Too often when we attempt to make friendly impressions, we find relatability in expressing how unequipped we are for the task ahead. During momentary conversations in workrooms, I notice the general attitude always resorts back to doubting our abilities. Are we too accustomed to wallowing in our struggles nowadays that expressing stability would result in a double take?


On the surface, sharing our nerves can be hugely supportive and relieving. But, over time, it can result in us downplaying our success for the sake of not intimidating anyone.

I’ve found myself in situations where no matter how much I’ve over-prepared, I still diminish the work I’ve done in front of others and that attitude feeds my cycle of doubt.

Overcoming imposter syndrome, therefore, becomes as much of a social exercise as it is a mental one.


Some people find comfort in the label which validates feelings of uncertainty when finding your footing in something new. That difficulty of being a beginner, fumbling for the right steps with fragile determination, is entirely natural and relatable. 

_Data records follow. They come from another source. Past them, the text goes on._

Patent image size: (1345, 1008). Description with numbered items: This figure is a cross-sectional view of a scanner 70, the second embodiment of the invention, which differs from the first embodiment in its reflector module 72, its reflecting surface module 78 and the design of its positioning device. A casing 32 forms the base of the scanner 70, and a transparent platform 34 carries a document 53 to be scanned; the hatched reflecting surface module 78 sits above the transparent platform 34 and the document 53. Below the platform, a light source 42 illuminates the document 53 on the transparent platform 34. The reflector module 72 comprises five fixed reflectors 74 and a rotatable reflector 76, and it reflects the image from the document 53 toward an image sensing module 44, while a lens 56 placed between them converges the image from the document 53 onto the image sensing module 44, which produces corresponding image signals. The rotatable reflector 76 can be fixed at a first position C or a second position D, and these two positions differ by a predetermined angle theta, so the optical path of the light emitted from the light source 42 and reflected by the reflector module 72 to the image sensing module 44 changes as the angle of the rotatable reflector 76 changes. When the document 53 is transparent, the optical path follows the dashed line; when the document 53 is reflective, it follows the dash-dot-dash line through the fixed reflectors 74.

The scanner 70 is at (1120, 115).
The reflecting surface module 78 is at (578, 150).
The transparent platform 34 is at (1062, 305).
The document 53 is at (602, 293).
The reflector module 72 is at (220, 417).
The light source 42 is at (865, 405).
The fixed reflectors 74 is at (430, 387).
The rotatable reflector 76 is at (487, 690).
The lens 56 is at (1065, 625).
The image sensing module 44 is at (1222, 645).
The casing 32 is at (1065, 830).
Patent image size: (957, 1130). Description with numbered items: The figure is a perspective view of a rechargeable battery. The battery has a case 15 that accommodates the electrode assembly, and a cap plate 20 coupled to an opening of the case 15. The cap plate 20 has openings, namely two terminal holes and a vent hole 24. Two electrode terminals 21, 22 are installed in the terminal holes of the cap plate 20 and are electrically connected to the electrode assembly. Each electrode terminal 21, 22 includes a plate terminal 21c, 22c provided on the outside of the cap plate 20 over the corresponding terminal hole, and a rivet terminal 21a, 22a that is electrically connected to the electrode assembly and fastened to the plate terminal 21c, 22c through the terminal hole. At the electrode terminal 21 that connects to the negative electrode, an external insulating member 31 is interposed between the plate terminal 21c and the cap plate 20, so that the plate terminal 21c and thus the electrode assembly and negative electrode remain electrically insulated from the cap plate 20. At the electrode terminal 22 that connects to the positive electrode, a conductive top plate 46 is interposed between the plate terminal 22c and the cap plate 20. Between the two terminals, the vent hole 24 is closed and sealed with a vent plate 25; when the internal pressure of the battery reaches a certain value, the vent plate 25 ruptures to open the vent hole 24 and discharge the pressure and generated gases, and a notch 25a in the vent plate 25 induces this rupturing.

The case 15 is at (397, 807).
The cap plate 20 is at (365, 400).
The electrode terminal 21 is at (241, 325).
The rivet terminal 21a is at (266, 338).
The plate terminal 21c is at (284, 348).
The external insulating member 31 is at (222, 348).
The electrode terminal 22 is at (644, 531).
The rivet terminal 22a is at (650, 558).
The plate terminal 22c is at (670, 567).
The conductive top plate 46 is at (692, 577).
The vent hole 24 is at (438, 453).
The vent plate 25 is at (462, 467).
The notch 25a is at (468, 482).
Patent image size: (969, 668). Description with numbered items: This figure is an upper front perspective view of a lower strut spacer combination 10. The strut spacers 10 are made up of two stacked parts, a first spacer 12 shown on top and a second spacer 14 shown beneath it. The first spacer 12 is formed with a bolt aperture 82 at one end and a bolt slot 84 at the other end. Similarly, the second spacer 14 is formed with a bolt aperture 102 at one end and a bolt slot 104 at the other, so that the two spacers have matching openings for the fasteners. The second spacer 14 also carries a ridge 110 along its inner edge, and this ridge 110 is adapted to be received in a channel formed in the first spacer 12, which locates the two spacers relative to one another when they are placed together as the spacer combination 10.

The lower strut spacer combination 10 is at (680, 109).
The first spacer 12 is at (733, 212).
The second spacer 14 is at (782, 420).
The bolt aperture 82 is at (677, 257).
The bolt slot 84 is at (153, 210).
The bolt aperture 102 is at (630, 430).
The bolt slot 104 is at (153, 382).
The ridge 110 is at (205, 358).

There are many benefits of embracing imposter syndrome so we can feel supported, but the problem arises when this is seen as a default position.


When one person’s admission of self confidence ends up being blasted all over the internet for being so uncommon, it is fair to say we’ve settled too comfortably on the side of existing with doubt rather than overcoming it. Perhaps a joint effort in sharing our achievements authentically might be more inspiring than a collective moan at the circumstances. 


One moment from school that sticks out to me was when instead of complaining about the upcoming exam, my friend turned to me and joked, “We’re going to win this test”. That simple boost was far more uplifting than dragging our feet to the desks in unison. This isn’t to say positivity will defeat imposter syndrome, but we should set more goals to collect proof of our capabilities and share them with others. 


Being transparent about our fears is helpful, but what's more encouraging is expressing when we feel brave and deserving, as Ilona Maher has done. It might just spur others to start shedding their mask of hesitation.